Certain state government workers recently agreed to significant health plan changes that are part of about $800 million in total healthcare savings in the FY 2020 budget. Sweeney wants to extend that reform to employees in the education system, which would not only save the state money, but also rein in local property taxes.
Public employee unions are pushing back hard, however, even though the reforms are reasonable. Sweeney pointed out that he has been a union representative his whole adult life and would not pursue policies that are going to hurt workers.
“Not one person who is vested in the pension system is going to be harmed,” Sweeney said of his plan. “Anyone who’s been promised a pension is going to get exactly what they’ve been promised.” Only new workers would get the changed pension, which would help reduce the state’s long-term pension liability, which is near $115 billion.
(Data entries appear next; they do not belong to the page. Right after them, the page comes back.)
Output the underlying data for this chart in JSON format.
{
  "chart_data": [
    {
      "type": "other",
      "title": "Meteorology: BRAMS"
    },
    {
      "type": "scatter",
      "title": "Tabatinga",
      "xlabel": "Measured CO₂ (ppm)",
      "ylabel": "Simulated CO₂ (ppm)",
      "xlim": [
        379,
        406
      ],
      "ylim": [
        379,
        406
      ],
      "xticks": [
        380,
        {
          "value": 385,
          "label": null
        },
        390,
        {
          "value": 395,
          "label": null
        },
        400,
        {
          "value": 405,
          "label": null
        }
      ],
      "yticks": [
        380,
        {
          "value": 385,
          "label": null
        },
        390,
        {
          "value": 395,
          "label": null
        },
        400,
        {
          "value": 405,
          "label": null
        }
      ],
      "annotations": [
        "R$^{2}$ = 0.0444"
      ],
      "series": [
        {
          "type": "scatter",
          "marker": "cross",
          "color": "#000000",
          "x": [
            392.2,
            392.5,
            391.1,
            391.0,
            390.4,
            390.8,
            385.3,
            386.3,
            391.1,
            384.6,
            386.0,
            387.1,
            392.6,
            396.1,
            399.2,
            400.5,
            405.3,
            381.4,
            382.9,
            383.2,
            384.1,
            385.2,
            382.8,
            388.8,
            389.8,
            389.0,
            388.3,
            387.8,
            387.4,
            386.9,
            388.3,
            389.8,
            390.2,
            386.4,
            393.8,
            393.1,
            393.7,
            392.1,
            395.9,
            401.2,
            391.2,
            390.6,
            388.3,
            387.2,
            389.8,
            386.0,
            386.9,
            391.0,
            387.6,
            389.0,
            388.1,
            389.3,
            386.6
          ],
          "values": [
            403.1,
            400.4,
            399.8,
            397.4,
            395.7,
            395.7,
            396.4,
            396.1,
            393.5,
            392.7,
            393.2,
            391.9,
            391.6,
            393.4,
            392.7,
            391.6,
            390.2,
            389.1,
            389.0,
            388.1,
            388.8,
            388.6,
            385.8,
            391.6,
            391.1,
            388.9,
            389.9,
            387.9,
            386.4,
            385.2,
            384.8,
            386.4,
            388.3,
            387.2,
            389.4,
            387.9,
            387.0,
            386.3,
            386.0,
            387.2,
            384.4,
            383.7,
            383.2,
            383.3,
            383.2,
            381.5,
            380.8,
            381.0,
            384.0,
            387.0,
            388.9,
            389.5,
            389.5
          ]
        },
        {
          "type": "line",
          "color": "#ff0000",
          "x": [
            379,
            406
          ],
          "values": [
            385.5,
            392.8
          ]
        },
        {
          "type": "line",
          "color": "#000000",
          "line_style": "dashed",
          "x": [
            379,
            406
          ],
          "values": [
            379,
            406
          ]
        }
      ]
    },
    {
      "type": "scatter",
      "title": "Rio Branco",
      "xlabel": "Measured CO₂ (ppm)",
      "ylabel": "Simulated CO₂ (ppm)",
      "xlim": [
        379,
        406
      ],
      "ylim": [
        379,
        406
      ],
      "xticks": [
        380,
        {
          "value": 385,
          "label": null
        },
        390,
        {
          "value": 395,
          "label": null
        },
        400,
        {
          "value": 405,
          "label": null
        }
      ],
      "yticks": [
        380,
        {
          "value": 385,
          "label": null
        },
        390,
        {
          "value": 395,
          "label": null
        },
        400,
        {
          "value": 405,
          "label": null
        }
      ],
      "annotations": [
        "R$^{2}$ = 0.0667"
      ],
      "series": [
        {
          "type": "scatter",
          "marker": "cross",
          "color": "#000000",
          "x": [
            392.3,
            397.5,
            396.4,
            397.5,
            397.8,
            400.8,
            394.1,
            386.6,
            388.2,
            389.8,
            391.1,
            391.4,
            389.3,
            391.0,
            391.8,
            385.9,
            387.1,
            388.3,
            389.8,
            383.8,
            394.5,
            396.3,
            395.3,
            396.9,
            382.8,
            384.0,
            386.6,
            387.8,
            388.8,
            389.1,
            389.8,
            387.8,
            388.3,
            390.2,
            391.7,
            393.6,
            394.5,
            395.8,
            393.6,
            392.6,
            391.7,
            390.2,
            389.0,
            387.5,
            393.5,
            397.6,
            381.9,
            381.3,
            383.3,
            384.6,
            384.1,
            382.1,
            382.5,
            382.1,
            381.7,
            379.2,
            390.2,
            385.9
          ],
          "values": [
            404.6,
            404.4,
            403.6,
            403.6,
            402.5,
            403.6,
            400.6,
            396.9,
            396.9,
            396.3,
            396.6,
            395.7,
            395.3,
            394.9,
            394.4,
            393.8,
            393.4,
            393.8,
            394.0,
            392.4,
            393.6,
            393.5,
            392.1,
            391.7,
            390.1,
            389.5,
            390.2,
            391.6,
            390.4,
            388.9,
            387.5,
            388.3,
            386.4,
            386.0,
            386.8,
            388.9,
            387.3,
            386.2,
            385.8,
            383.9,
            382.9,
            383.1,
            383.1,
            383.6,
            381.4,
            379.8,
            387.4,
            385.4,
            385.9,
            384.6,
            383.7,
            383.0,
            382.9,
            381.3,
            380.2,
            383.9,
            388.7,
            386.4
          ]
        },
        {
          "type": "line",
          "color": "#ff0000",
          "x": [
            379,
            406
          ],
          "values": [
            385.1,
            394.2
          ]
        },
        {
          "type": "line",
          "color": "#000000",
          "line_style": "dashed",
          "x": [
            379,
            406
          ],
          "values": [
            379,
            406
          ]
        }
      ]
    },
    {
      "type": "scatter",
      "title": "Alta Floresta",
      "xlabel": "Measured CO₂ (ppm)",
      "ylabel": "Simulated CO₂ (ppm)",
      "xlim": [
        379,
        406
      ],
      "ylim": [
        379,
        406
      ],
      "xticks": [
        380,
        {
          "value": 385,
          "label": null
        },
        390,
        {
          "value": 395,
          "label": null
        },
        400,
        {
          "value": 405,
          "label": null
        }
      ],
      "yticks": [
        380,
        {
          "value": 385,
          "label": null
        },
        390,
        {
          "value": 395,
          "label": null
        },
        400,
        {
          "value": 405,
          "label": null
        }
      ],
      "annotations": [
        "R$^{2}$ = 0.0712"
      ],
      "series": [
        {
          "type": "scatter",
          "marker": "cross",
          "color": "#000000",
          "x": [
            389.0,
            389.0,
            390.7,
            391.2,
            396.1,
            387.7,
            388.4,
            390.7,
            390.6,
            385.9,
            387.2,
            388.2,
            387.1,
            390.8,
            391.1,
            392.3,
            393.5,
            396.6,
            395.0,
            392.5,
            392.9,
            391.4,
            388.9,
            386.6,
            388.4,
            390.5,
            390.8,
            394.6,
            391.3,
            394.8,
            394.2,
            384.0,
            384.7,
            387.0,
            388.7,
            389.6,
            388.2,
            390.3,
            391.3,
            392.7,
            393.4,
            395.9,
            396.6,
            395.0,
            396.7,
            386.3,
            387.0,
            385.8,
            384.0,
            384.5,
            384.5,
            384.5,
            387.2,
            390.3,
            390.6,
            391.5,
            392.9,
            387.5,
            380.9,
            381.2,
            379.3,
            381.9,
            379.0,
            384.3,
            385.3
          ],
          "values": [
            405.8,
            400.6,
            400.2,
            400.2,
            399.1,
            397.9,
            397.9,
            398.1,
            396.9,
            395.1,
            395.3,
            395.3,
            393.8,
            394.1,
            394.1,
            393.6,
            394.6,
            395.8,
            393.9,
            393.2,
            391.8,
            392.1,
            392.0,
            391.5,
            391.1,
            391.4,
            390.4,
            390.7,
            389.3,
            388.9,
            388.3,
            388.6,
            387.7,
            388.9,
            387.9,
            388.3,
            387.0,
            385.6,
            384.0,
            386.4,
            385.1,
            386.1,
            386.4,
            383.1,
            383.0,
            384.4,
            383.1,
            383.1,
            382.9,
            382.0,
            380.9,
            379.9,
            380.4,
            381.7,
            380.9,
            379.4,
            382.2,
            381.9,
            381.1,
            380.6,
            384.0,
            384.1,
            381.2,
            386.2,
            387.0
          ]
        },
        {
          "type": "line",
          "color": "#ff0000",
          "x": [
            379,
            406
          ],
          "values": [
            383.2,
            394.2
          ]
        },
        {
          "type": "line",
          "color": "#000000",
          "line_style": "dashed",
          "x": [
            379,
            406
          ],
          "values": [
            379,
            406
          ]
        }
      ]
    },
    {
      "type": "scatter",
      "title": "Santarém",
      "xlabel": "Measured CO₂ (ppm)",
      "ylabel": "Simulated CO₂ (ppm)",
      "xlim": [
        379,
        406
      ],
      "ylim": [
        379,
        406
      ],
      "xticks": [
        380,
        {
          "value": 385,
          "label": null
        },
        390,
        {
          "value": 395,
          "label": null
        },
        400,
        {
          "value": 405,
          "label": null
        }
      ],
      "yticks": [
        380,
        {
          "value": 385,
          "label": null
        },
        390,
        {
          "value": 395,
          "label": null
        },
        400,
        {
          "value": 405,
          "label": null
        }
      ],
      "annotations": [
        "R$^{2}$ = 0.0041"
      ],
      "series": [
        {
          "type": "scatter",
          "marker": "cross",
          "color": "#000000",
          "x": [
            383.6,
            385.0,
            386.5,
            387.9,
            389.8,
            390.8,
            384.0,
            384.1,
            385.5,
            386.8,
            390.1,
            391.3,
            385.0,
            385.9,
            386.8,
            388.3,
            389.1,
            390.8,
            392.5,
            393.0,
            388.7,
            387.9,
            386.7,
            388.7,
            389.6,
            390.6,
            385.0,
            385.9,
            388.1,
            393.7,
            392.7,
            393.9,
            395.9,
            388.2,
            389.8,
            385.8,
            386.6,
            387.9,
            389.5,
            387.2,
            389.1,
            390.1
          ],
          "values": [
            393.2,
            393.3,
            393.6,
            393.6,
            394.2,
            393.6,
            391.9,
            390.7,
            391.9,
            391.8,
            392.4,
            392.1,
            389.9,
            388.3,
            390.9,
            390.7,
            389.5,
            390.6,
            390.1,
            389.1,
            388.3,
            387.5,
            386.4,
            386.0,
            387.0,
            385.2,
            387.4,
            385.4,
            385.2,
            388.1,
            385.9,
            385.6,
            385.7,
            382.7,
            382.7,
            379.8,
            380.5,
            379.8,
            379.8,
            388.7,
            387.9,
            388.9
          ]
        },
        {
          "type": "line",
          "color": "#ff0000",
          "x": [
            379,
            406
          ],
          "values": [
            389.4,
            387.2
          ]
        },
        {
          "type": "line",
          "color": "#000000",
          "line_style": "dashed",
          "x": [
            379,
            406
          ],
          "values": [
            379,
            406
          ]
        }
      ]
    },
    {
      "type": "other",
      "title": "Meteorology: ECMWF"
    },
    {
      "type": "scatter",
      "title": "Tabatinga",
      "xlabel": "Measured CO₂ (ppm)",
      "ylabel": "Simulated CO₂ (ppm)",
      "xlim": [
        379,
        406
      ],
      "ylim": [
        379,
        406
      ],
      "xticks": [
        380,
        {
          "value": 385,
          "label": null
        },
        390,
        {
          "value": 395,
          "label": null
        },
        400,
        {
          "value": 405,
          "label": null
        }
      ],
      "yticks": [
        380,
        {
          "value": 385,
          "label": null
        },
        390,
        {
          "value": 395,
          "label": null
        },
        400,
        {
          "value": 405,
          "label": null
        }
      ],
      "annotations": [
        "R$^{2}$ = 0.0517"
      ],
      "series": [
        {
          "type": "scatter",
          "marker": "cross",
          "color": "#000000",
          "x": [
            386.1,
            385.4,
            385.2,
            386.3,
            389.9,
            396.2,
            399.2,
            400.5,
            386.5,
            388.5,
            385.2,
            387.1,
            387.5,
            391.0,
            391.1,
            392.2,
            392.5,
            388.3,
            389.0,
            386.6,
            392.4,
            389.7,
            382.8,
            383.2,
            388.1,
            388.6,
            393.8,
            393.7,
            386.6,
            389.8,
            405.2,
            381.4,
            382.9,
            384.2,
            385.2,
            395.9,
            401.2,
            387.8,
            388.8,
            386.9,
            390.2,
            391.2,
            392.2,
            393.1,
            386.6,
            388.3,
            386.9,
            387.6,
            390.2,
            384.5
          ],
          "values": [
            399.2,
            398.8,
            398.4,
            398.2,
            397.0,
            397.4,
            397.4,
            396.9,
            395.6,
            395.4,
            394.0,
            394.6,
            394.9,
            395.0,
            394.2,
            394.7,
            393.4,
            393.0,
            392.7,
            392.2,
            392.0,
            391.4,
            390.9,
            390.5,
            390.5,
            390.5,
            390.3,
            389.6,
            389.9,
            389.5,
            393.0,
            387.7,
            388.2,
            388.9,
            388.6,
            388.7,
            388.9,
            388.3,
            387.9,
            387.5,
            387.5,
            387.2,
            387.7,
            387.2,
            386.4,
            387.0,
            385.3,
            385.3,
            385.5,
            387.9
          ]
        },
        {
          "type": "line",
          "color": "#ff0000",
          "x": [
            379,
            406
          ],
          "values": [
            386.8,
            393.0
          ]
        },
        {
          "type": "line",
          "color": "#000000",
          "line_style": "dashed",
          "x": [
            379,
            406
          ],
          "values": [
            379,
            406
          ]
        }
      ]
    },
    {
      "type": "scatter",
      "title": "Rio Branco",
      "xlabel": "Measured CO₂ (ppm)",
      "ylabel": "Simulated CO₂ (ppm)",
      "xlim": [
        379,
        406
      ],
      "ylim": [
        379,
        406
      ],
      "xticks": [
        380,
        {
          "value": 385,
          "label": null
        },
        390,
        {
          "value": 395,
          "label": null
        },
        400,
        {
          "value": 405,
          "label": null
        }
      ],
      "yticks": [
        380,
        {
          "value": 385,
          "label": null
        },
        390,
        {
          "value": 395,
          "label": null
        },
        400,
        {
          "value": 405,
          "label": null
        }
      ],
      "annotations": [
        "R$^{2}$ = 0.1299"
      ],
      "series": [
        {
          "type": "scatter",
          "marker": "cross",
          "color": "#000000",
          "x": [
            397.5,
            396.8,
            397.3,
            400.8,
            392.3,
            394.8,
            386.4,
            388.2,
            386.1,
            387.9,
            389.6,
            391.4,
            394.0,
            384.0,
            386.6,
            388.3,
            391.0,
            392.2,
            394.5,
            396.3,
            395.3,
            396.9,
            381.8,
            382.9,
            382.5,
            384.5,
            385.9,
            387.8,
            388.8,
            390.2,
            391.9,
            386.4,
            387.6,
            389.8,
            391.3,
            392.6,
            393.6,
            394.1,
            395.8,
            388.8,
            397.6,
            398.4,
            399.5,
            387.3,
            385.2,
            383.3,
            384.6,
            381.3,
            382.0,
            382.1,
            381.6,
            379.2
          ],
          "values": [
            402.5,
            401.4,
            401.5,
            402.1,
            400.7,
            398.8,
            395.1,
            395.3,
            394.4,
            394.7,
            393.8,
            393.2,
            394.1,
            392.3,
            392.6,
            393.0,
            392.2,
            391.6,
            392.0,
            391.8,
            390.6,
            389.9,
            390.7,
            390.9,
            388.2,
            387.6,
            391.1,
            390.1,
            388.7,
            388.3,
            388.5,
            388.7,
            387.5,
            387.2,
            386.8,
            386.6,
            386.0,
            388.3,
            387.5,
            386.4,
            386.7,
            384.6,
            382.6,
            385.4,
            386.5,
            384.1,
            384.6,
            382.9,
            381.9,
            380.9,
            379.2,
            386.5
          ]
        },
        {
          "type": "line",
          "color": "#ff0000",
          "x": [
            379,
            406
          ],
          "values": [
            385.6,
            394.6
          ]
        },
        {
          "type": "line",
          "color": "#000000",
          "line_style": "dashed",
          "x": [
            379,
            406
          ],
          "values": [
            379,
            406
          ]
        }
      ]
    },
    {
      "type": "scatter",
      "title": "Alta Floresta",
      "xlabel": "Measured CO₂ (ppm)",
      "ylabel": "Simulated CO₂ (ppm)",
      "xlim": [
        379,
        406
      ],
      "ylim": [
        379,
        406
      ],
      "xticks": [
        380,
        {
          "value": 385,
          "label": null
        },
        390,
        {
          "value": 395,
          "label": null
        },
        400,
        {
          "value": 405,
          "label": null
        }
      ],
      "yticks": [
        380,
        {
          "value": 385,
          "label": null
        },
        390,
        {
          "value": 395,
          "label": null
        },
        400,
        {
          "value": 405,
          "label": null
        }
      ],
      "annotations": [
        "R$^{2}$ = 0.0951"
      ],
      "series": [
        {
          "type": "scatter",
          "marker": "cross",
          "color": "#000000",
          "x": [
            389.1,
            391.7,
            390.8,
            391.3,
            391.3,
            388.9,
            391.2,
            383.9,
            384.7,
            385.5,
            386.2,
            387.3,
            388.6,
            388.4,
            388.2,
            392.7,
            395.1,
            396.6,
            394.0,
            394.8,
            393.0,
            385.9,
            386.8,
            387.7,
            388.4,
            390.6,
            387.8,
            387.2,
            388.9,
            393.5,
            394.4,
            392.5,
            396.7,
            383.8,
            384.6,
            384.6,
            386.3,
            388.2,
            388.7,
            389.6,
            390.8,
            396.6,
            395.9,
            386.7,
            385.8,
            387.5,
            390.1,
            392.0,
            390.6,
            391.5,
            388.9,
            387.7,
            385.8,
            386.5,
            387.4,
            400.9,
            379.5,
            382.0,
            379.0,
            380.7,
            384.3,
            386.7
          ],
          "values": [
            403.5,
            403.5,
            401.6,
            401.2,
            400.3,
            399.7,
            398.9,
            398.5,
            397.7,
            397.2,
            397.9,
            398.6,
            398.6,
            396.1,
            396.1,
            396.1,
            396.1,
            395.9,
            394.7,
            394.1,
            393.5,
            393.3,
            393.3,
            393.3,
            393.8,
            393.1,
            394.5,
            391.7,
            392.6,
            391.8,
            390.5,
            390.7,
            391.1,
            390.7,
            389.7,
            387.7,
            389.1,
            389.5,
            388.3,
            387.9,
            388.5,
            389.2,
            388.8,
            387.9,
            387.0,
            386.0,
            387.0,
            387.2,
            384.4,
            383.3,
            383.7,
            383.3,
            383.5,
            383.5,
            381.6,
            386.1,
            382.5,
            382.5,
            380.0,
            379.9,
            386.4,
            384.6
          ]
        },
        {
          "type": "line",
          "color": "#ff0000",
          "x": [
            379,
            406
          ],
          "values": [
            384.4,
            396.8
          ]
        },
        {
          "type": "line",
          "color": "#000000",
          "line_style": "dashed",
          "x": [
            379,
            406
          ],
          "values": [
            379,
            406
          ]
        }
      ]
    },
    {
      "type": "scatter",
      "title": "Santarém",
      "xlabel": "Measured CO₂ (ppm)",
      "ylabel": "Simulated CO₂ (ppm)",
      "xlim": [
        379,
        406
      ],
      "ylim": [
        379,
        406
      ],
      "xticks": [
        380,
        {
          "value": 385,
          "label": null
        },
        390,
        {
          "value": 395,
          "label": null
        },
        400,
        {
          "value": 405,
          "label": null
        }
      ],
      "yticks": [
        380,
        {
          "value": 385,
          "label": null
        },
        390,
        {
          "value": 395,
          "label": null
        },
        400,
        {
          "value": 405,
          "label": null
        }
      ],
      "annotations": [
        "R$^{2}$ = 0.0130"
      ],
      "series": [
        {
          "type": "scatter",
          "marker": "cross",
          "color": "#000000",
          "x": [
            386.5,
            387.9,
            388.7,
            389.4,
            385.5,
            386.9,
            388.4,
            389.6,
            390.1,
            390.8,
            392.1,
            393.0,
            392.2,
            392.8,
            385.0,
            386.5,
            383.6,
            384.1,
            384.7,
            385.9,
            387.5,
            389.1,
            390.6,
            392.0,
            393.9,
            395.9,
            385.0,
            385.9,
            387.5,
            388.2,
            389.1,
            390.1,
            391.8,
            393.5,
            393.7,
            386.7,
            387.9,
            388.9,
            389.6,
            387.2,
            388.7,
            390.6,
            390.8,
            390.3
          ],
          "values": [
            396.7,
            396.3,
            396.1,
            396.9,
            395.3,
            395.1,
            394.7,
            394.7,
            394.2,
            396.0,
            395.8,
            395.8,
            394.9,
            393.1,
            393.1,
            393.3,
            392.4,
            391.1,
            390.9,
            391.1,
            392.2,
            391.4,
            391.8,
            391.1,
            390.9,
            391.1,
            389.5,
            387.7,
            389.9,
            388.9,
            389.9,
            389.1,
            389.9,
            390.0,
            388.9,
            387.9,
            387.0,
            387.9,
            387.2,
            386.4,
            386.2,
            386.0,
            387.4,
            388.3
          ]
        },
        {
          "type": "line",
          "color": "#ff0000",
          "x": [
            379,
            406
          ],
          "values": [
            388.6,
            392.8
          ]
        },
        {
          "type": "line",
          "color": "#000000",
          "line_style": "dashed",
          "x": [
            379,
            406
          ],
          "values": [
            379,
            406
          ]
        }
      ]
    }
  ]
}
He also pointed out that the cost of providing a teacher’s family healthcare under the State Education Health Benefit Plan is $39,000, on average. And that’s down from $42,000 last year.
“$39,000 is obscene,” he said. Plenty of healthcare plans offer very good insurance for considerably lower cost. “It’s not realistic. It’s not even fair.”
Merging teachers’ healthcare plans with those agreed to by public workers for this year’s budget could save hundreds of millions of dollars, even though the state worker plans will still cost an average $27,000 for family coverage.
The savings could be put back into the school system, he said, or even used to cut taxes.
“That’s what we would like to do, to show the country we’re getting our act together and we’re bringing taxes down,” Sweeney said.